The worst destabilizing 1-parameter subgroup for toric rational curves with one unibranch singularity
Joshua Jackson, David Swinarski
TL;DR
This work analyzes the worst destabilizing 1-parameter subgroup for Chow points of toric rational curves with a single unibranch singularity by translating Geometric Invariant Theory stability into an explicit convex optimization problem. The authors show that the worst 1-PS corresponds to the nearest point on a convex cone W to a strategically defined vector a, with the Hilbert-Mumford function reducible to a simple inner product via a·w, leveraging the secondary (Chow) polytope description. A key result is the persistence phenomenon: for large embedding dimension $N$, the initial segment of the worst-PS weights becomes independent of $N$, while the tail follows a precise linear formula $w_i^* = m i + b$ with $m$ and $b$ given by explicit expressions.

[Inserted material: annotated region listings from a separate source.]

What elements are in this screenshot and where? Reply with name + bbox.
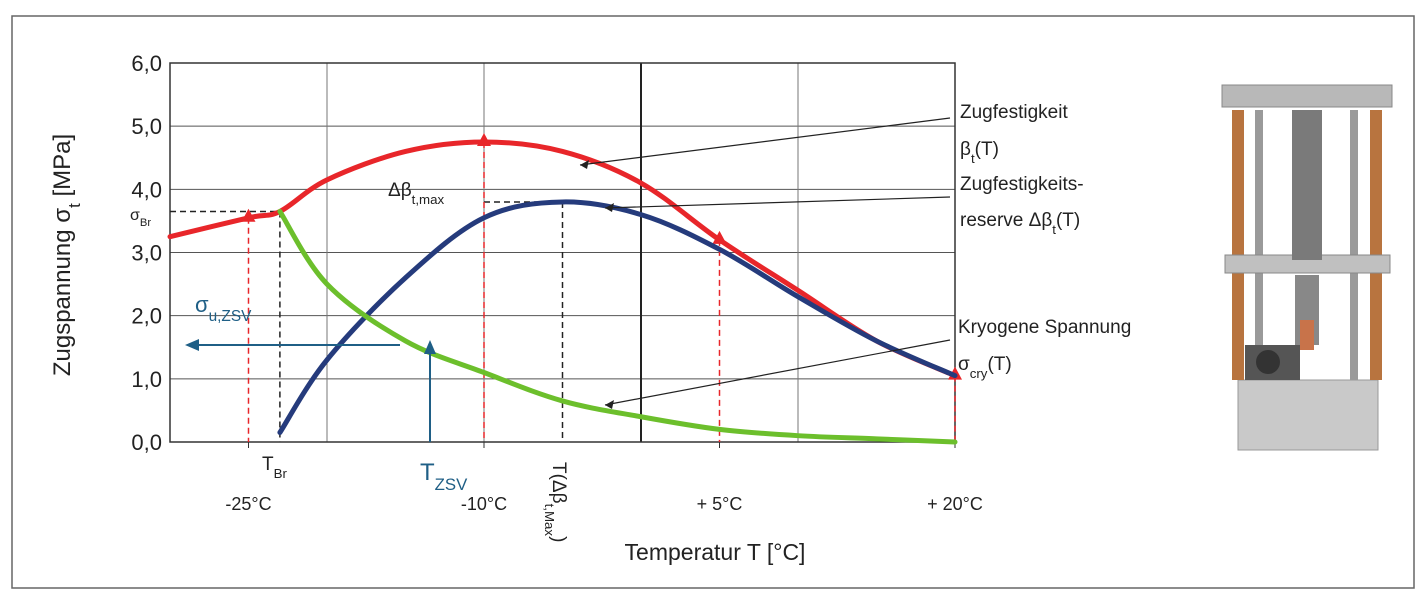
label-text: reserve Δβ (960, 210, 1052, 231)
label-text: σ (958, 354, 970, 375)
annotation: βt(T) (960, 139, 999, 166)
pointer-head (605, 400, 614, 409)
annotation: Zugfestigkeits- (960, 174, 1084, 195)
pointer-head (605, 203, 614, 212)
x-tick-label: -25°C (225, 494, 271, 514)
y-axis-title: Zugspannung σt [MPa] (49, 134, 84, 376)
label-subscript: t (1052, 222, 1056, 237)
label-text: β (960, 139, 971, 160)
label-text: Zugspannung σ (49, 208, 76, 376)
y-tick-label: 4,0 (131, 177, 162, 202)
pointer-line (604, 196, 951, 209)
label-text: T(Δβ (548, 462, 569, 504)
annotation: T(Δβt,Max) (543, 462, 570, 542)
annotation: σu,ZSV (195, 292, 252, 325)
x-tick-label: -10°C (461, 494, 507, 514)
pointer-line (604, 339, 951, 406)
label-text: Δβ (388, 180, 412, 201)
x-tick-label: + 5°C (697, 494, 743, 514)
label-subscript: cry (970, 366, 988, 381)
apparatus-photo (1221, 84, 1393, 451)
annotation: TBr (262, 454, 287, 481)
point-marker (477, 132, 491, 146)
label-text: Zugfestigkeit (960, 102, 1068, 123)
x-tick-label: + 20°C (927, 494, 983, 514)
label-subscript: Br (140, 217, 151, 229)
annotation: TZSV (420, 459, 468, 494)
label-text: σ (195, 292, 209, 317)
label-subscript: u,ZSV (209, 308, 253, 325)
label-text: (T) (975, 139, 999, 160)
y-tick-label: 2,0 (131, 304, 162, 329)
label-text: T (420, 459, 435, 486)
annotation: Zugfestigkeit (960, 102, 1068, 123)
annotation: Kryogene Spannung (958, 317, 1131, 338)
pointer-line (579, 117, 951, 166)
label-subscript: t,max (412, 192, 445, 207)
label-subscript: Br (274, 466, 288, 481)
x-axis-title: Temperatur T [°C] (625, 539, 806, 565)
label-subscript: ZSV (435, 475, 468, 494)
label-text: Kryogene Spannung (958, 317, 1131, 338)
annotation: σBr (130, 207, 151, 229)
y-tick-label: 0,0 (131, 430, 162, 455)
label-text: Zugfestigkeits- (960, 174, 1084, 195)
annotation: Δβt,max (388, 180, 444, 207)
label-text: (T) (987, 354, 1011, 375)
point-marker (712, 230, 727, 244)
label-text: σ (130, 207, 140, 224)
annotation: reserve Δβt(T) (960, 210, 1080, 237)
label-text: (T) (1056, 210, 1080, 231)
y-tick-label: 6,0 (131, 51, 162, 76)
series-line (277, 199, 958, 436)
label-text: T (262, 454, 274, 475)
label-text: [MPa] (49, 134, 76, 203)
point-marker (241, 208, 256, 222)
y-tick-label: 5,0 (131, 114, 162, 139)
arrow-head (424, 340, 436, 354)
annotation: σcry(T) (958, 354, 1012, 381)
pointer-head (580, 160, 589, 169)
label-subscript: t (971, 151, 975, 166)
y-tick-label: 3,0 (131, 241, 162, 266)
y-tick-label: 1,0 (131, 367, 162, 392)
label-subscript: t,Max (543, 504, 558, 537)
frame (11, 15, 1415, 589)
label-text: ) (548, 536, 569, 542)
label-subscript: t (65, 203, 84, 208)
arrow-head (185, 339, 199, 351)
series-line (277, 208, 958, 445)
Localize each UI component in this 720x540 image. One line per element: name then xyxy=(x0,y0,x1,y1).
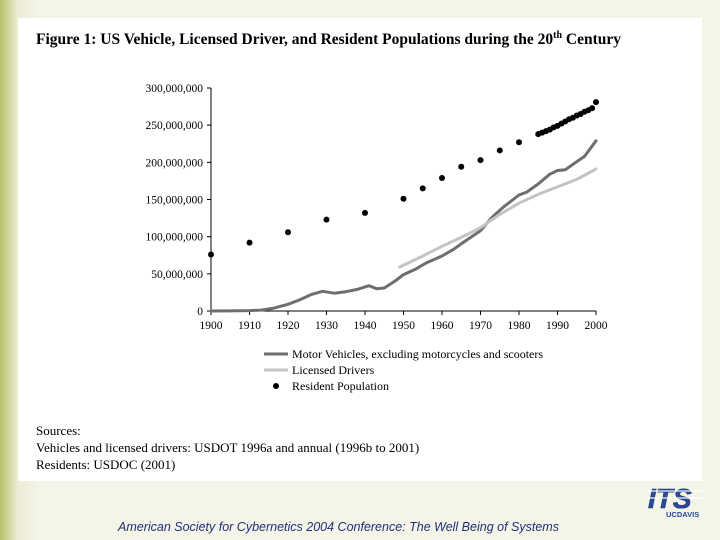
y-tick-label: 300,000,000 xyxy=(146,83,204,95)
population-point xyxy=(593,99,599,106)
population-point xyxy=(285,229,291,236)
population-point xyxy=(477,157,484,164)
population-point xyxy=(246,239,253,246)
x-tick-label: 1940 xyxy=(354,320,377,332)
x-tick-label: 1950 xyxy=(392,320,415,332)
figure-title: Figure 1: US Vehicle, Licensed Driver, a… xyxy=(36,30,702,49)
sources-line-residents: Residents: USDOC (2001) xyxy=(36,457,176,472)
y-tick-label: 100,000,000 xyxy=(146,232,204,244)
x-tick-label: 1900 xyxy=(200,320,223,332)
legend-label-1: Licensed Drivers xyxy=(292,363,375,377)
slide-sheet: Figure 1: US Vehicle, Licensed Driver, a… xyxy=(18,18,702,481)
y-tick-label: 250,000,000 xyxy=(146,120,204,132)
population-point xyxy=(323,216,330,223)
x-tick-label: 1970 xyxy=(469,320,492,332)
chart: 0 50,000,000 100,000,000 150,000,000 200,000… xyxy=(146,83,608,393)
population-point xyxy=(458,163,465,170)
x-tick-label: 1990 xyxy=(546,320,569,332)
sources-line-vehicles: Vehicles and licensed drivers: USDOT 199… xyxy=(36,440,420,455)
figure-title-superscript: th xyxy=(553,30,563,41)
population-point xyxy=(439,174,445,181)
series-line-0 xyxy=(209,139,598,313)
legend-label-0: Motor Vehicles, excluding motorcycles an… xyxy=(292,347,543,361)
population-point xyxy=(516,139,522,146)
y-tick-label: 0 xyxy=(197,306,203,318)
population-point xyxy=(496,147,503,154)
legend-label-2: Resident Population xyxy=(292,379,389,393)
figure-title-suffix: Century xyxy=(562,31,622,49)
y-tick-label: 150,000,000 xyxy=(146,195,204,207)
x-tick-label: 1910 xyxy=(238,320,261,332)
population-point xyxy=(400,195,407,202)
population-point xyxy=(419,185,426,192)
footer-text: American Society for Cybernetics 2004 Co… xyxy=(118,520,559,534)
figure-title-main: Figure 1: US Vehicle, Licensed Driver, a… xyxy=(36,31,554,49)
population-point xyxy=(208,251,214,258)
its-ucdavis-logo: ITS UCDAVIS xyxy=(648,483,704,518)
population-point xyxy=(589,105,596,112)
y-tick-label: 200,000,000 xyxy=(146,157,204,169)
x-tick-label: 1920 xyxy=(277,320,300,332)
y-tick-label: 50,000,000 xyxy=(151,269,203,281)
sources-block: Sources: Vehicles and licensed drivers: … xyxy=(36,422,419,473)
legend-swatch-2 xyxy=(273,383,279,389)
x-tick-label: 1930 xyxy=(315,320,338,332)
series-line-1 xyxy=(398,167,598,269)
chart-axes: 0 50,000,000 100,000,000 150,000,000 200,000… xyxy=(146,83,608,332)
x-tick-label: 1960 xyxy=(431,320,454,332)
svg-text:UCDAVIS: UCDAVIS xyxy=(666,510,699,518)
x-tick-label: 1980 xyxy=(508,320,531,332)
chart-series xyxy=(208,99,599,313)
chart-legend: Motor Vehicles, excluding motorcycles an… xyxy=(264,347,543,393)
population-point xyxy=(362,209,368,216)
sources-heading: Sources: xyxy=(36,423,81,438)
x-tick-label: 2000 xyxy=(585,320,608,332)
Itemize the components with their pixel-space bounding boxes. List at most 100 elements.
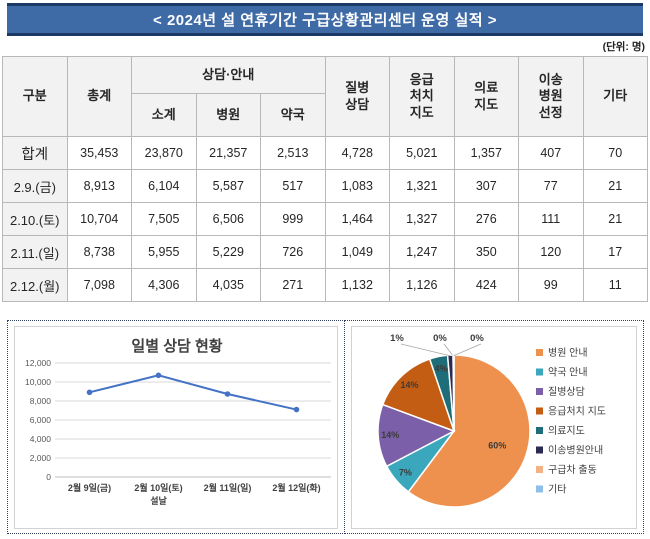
slice-pct-label: 14% — [381, 430, 399, 440]
table-row: 2.10.(토) 10,704 7,505 6,506 999 1,464 1,327 276… — [2, 202, 648, 236]
legend-item-label: 의료지도 — [548, 425, 585, 437]
slice-pct-label: 14% — [401, 380, 419, 390]
table-cell: 307 — [453, 169, 519, 203]
table-cell: 8,738 — [66, 235, 132, 269]
table-cell: 517 — [260, 169, 326, 203]
x-tick-sublabel: 설날 — [150, 495, 167, 506]
table-cell: 21 — [582, 202, 648, 236]
header-firstaid: 응급 처치 지도 — [389, 56, 455, 137]
header-subtotal: 소계 — [131, 93, 197, 137]
slice-pct-label: 7% — [399, 467, 412, 477]
table-cell: 5,955 — [131, 235, 197, 269]
x-tick-label: 2월 11일(일) — [204, 482, 252, 493]
table-row: 합계 35,453 23,870 21,357 2,513 4,728 5,021 1,357… — [2, 136, 648, 170]
legend-swatch — [536, 388, 543, 395]
header-gubun: 구분 — [2, 56, 68, 137]
header-hospital: 병원 — [195, 93, 261, 137]
table-cell: 10,704 — [66, 202, 132, 236]
table-cell: 4,035 — [195, 268, 261, 302]
table-cell: 17 — [582, 235, 648, 269]
legend-item-label: 구급차 출동 — [548, 464, 597, 476]
x-tick-label: 2월 9일(금) — [68, 482, 111, 493]
legend-swatch — [536, 446, 543, 454]
table-cell: 35,453 — [66, 136, 132, 170]
row-label: 2.10.(토) — [2, 202, 68, 236]
header-etc: 기타 — [582, 56, 648, 137]
y-tick-label: 10,000 — [25, 377, 51, 387]
table-cell: 999 — [260, 202, 326, 236]
header-total: 총계 — [66, 56, 132, 137]
pie-slice — [407, 354, 531, 508]
pie-slice — [381, 358, 456, 433]
table-cell: 11 — [582, 268, 648, 302]
table-cell: 6,104 — [131, 169, 197, 203]
table-cell: 1,327 — [389, 202, 455, 236]
slice-pct-label: 4% — [435, 363, 448, 373]
legend-swatch — [536, 466, 543, 473]
y-tick-label: 6,000 — [30, 415, 52, 425]
header-medical: 의료 지도 — [453, 56, 519, 137]
data-point — [224, 391, 231, 397]
table-cell: 6,506 — [195, 202, 261, 236]
table-cell: 77 — [518, 169, 584, 203]
table-cell: 726 — [260, 235, 326, 269]
row-label: 2.12.(월) — [2, 268, 68, 302]
stats-table: 구분 총계 상담·안내 질병 상담 응급 처치 지도 의료 지도 이송 병원 선… — [2, 56, 648, 302]
y-tick-label: 8,000 — [30, 396, 52, 406]
header-pharmacy: 약국 — [260, 93, 326, 137]
data-point — [86, 389, 93, 396]
table-cell: 5,021 — [389, 136, 455, 170]
row-label: 2.9.(금) — [2, 169, 68, 203]
legend-item-label: 응급처치 지도 — [548, 406, 606, 418]
table-cell: 8,913 — [66, 169, 132, 203]
leader-line — [400, 343, 451, 357]
table-cell: 120 — [518, 235, 584, 269]
daily-line-chart-svg: 일별 상담 현황 0 2,000 4,000 6,000 8,000 10,000 12,00… — [25, 337, 331, 506]
daily-line-chart-panel: 일별 상담 현황 0 2,000 4,000 6,000 8,000 10,000 12,00… — [7, 320, 345, 534]
data-point — [155, 372, 162, 379]
y-tick-label: 0 — [46, 472, 51, 482]
table-cell: 1,132 — [324, 268, 390, 302]
table-cell: 7,505 — [131, 202, 197, 236]
legend-item-label: 이송병원안내 — [548, 445, 603, 457]
y-tick-label: 12,000 — [25, 358, 51, 368]
title-banner: < 2024년 설 연휴기간 구급상황관리센터 운영 실적 > — [7, 3, 643, 36]
pie-slice — [452, 354, 455, 432]
table-cell: 1,247 — [389, 235, 455, 269]
slice-pct-callout: 1% — [390, 333, 404, 344]
table-cell: 21 — [582, 169, 648, 203]
table-cell: 1,464 — [324, 202, 390, 236]
table-cell: 1,357 — [453, 136, 519, 170]
y-tick-label: 4,000 — [30, 434, 52, 444]
leader-line — [443, 343, 454, 357]
slice-pct-callout: 0% — [433, 333, 447, 344]
table-cell: 4,728 — [324, 136, 390, 170]
table-cell: 1,126 — [389, 268, 455, 302]
table-cell: 99 — [518, 268, 584, 302]
leader-line — [453, 343, 482, 357]
table-cell: 407 — [518, 136, 584, 170]
page-title: < 2024년 설 연휴기간 구급상황관리센터 운영 실적 > — [153, 12, 497, 29]
header-transfer: 이송 병원 선정 — [518, 56, 584, 137]
unit-note: (단위: 명) — [602, 41, 645, 53]
row-label: 2.11.(일) — [2, 235, 68, 269]
table-row: 2.11.(일) 8,738 5,955 5,229 726 1,049 1,247 350 1… — [2, 235, 648, 269]
header-disease: 질병 상담 — [324, 56, 390, 137]
table-cell: 2,513 — [260, 136, 326, 170]
table-cell: 1,321 — [389, 169, 455, 203]
legend-item-label: 병원 안내 — [548, 347, 588, 359]
table-cell: 5,229 — [195, 235, 261, 269]
legend-item-label: 기타 — [548, 484, 566, 496]
table-cell: 70 — [582, 136, 648, 170]
table-cell: 111 — [518, 202, 584, 236]
legend-swatch — [536, 427, 543, 434]
slice-pct-callout: 0% — [470, 333, 484, 344]
table-cell: 1,049 — [324, 235, 390, 269]
row-label: 합계 — [2, 136, 68, 170]
table-cell: 21,357 — [195, 136, 261, 170]
charts-region: 일별 상담 현황 0 2,000 4,000 6,000 8,000 10,000 12,00… — [7, 320, 644, 534]
category-pie-chart-svg: 60% 병원 안내 7% 약국 안내 14% 질병상담 14% 응급처치 지도 4% 의료지도 1%… — [377, 333, 606, 508]
legend-item-label: 약국 안내 — [548, 367, 588, 379]
table-cell: 1,083 — [324, 169, 390, 203]
table-cell: 424 — [453, 268, 519, 302]
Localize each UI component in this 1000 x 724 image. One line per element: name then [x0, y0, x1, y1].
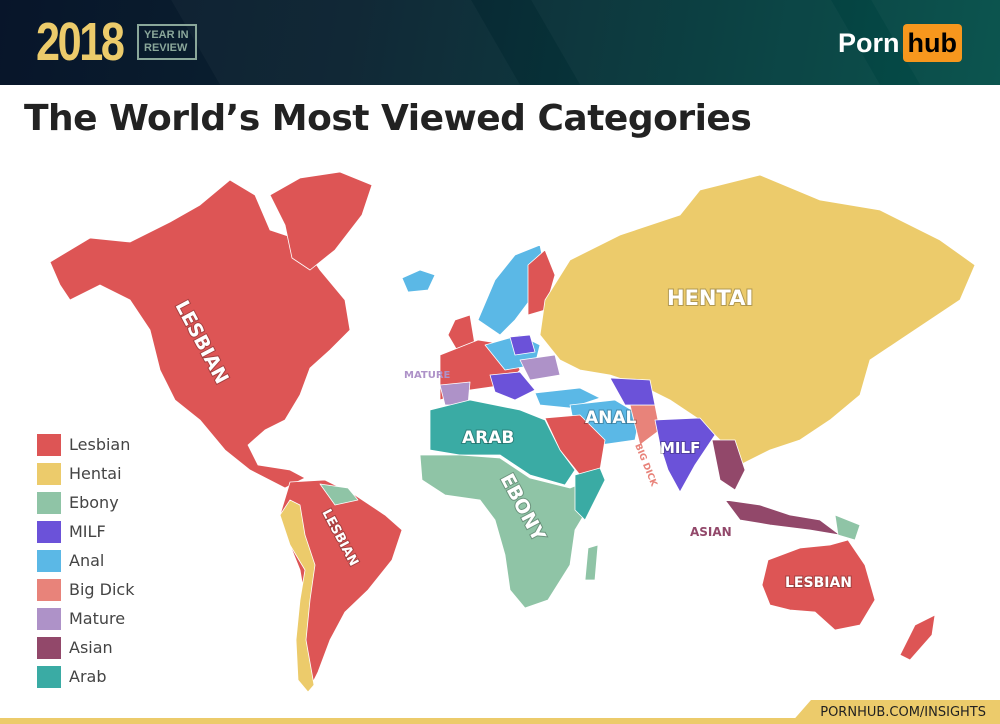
- legend-label: Arab: [69, 667, 107, 686]
- badge-line-2: REVIEW: [144, 42, 188, 54]
- label-mature: MATURE: [404, 370, 451, 381]
- swatch: [37, 607, 61, 630]
- label-milf: MILF: [660, 439, 700, 457]
- legend-label: Asian: [69, 638, 113, 657]
- region-south-america: [279, 479, 403, 693]
- region-png: [834, 514, 861, 541]
- legend-label: Big Dick: [69, 580, 135, 599]
- badge-line-1: YEAR IN: [144, 29, 189, 41]
- swatch: [37, 636, 61, 659]
- region-venezuela: [319, 483, 359, 506]
- region-greenland: [269, 171, 373, 271]
- region-africa: [419, 454, 596, 609]
- logo-text: Porn: [838, 27, 900, 58]
- region-poland: [509, 334, 536, 356]
- label-lesbian-australia: LESBIAN: [785, 575, 852, 591]
- logo-badge: hub: [902, 24, 962, 62]
- region-southeast-asia: [711, 439, 746, 491]
- legend-label: Anal: [69, 551, 105, 570]
- label-anal: ANAL: [585, 408, 637, 428]
- region-peru-chile: [279, 499, 316, 693]
- region-north-america: [49, 179, 351, 489]
- legend-label: Lesbian: [69, 435, 131, 454]
- legend-item-ebony: Ebony: [37, 488, 135, 517]
- legend-item-arab: Arab: [37, 662, 135, 691]
- region-new-zealand: [899, 614, 936, 661]
- legend-item-hentai: Hentai: [37, 459, 135, 488]
- region-indonesia: [724, 499, 841, 536]
- year-in-review-badge: YEAR IN REVIEW: [137, 24, 197, 60]
- region-iceland: [401, 269, 436, 293]
- legend: Lesbian Hentai Ebony MILF Anal Big Dick …: [37, 430, 135, 691]
- swatch: [37, 665, 61, 688]
- footer-link[interactable]: PORNHUB.COM/INSIGHTS: [820, 705, 986, 720]
- label-hentai: HENTAI: [667, 286, 753, 310]
- year-label: 2018: [36, 12, 125, 72]
- legend-item-big-dick: Big Dick: [37, 575, 135, 604]
- label-asian: ASIAN: [690, 525, 732, 539]
- swatch: [37, 549, 61, 572]
- legend-item-mature: Mature: [37, 604, 135, 633]
- swatch: [37, 578, 61, 601]
- legend-label: Ebony: [69, 493, 119, 512]
- legend-item-milf: MILF: [37, 517, 135, 546]
- legend-item-asian: Asian: [37, 633, 135, 662]
- page-title: The World’s Most Viewed Categories: [24, 98, 752, 139]
- label-arab: ARAB: [462, 428, 514, 448]
- pornhub-logo[interactable]: Porn hub: [838, 24, 962, 62]
- swatch: [37, 433, 61, 456]
- region-central-asia: [609, 377, 656, 406]
- region-horn-africa: [574, 467, 606, 521]
- legend-item-anal: Anal: [37, 546, 135, 575]
- footer-tag: [790, 700, 1000, 724]
- legend-item-lesbian: Lesbian: [37, 430, 135, 459]
- footer-bar: [0, 718, 1000, 724]
- region-north-africa: [429, 399, 576, 486]
- region-ukraine: [519, 354, 561, 381]
- legend-label: MILF: [69, 522, 106, 541]
- swatch: [37, 520, 61, 543]
- region-madagascar: [584, 544, 599, 581]
- header-banner: 2018 YEAR IN REVIEW Porn hub: [0, 0, 1000, 85]
- region-australia: [761, 539, 876, 631]
- legend-label: Mature: [69, 609, 126, 628]
- swatch: [37, 462, 61, 485]
- legend-label: Hentai: [69, 464, 122, 483]
- label-big-dick: BIG DICK: [632, 442, 659, 489]
- swatch: [37, 491, 61, 514]
- region-balkans: [489, 371, 536, 401]
- region-india: [654, 417, 716, 493]
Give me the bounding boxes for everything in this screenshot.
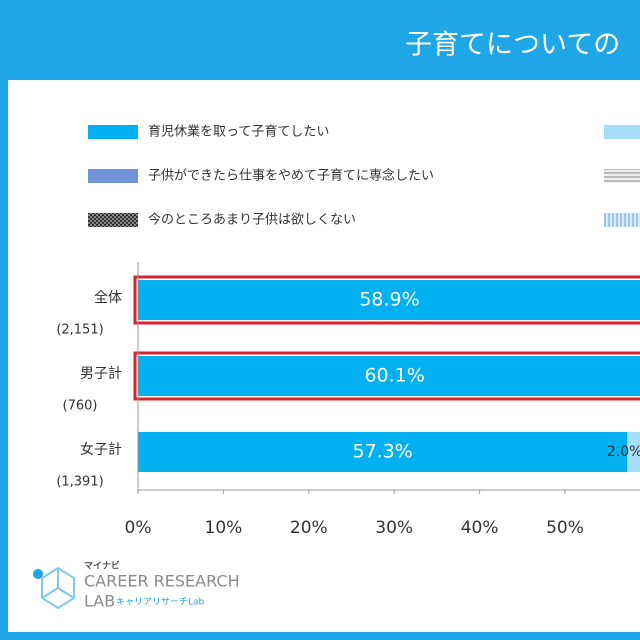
highlight-box <box>133 275 640 325</box>
logo-line2: LAB <box>84 592 115 611</box>
value-label: 57.3% <box>352 441 412 463</box>
legend-swatch <box>88 169 138 183</box>
x-tick-label: 40% <box>461 518 499 538</box>
count-label: (2,151) <box>56 323 103 338</box>
x-tick-label: 20% <box>290 518 328 538</box>
highlight-box <box>133 351 640 401</box>
category-label: 男子計 <box>80 366 122 382</box>
legend-swatch <box>604 169 640 183</box>
logo: マイナビ CAREER RESEARCH LAB キャリアリサーチLab <box>33 560 240 611</box>
logo-cube <box>41 566 75 610</box>
count-label: (1,391) <box>56 475 103 490</box>
bar-segment <box>627 432 640 472</box>
bar-segment <box>138 432 628 472</box>
bar-segment <box>138 280 640 320</box>
legend-swatch <box>88 213 138 227</box>
legend-swatch <box>604 213 640 227</box>
logo-dot <box>33 569 43 579</box>
category-label: 女子計 <box>80 441 122 458</box>
value-label: 58.9% <box>359 289 419 311</box>
count-label: (760) <box>63 399 98 414</box>
x-tick-label: 50% <box>546 518 584 538</box>
legend-label: 今のところあまり子供は欲しくない <box>148 212 356 228</box>
value-label: 2.0% <box>607 444 640 460</box>
chart-title: 子育てについての <box>405 30 620 61</box>
category-label: 全体 <box>94 289 122 306</box>
x-tick-label: 0% <box>125 518 152 538</box>
x-tick-label: 10% <box>205 518 243 538</box>
legend-label: 子供ができたら仕事をやめて子育てに専念したい <box>148 168 434 184</box>
logo-line1: CAREER RESEARCH <box>84 572 240 591</box>
bar-segment <box>138 356 640 396</box>
legend-swatch <box>88 125 138 139</box>
x-tick-label: 30% <box>375 518 413 538</box>
logo-sub: キャリアリサーチLab <box>116 597 205 608</box>
logo-brand: マイナビ <box>84 560 120 572</box>
value-label: 60.1% <box>364 365 424 387</box>
legend-swatch <box>604 125 640 139</box>
legend-label: 育児休業を取って子育てしたい <box>148 124 329 140</box>
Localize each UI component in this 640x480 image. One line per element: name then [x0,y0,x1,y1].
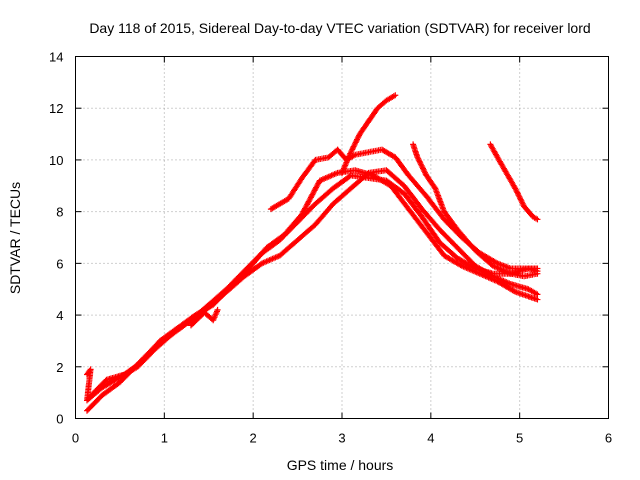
series-track-f [410,141,541,280]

The paper combines convex analysis (KKT conditions), combinatorial geometry (Chow/secondary polytopes), and numerical semigroup data to derive explicit descriptions and examples, including higher-order cusps, and outlines future directions towards moduli spaces of unstable curves and extensions to other singularities.
Abstract
Kempf proved that when a point is unstable in the sense of Geometric Invariant Theory, there is a ``worst'' destabilizing 1-parameter subgroup $λ^{*}$. It is natural to ask: what are the worst 1-PS for the unstable points in the GIT problems used to construct the moduli space of curves $\overline{M}_g$? Here we consider Chow points of toric rational curves with one unibranch singular point. We translate the problem as an explicit problem in convex geometry (finding the closest point on a polyhedral cone to a point outside it). We prove that the worst 1-PS has a combinatorial description that persists once the embedding dimension is sufficiently large, and present some examples.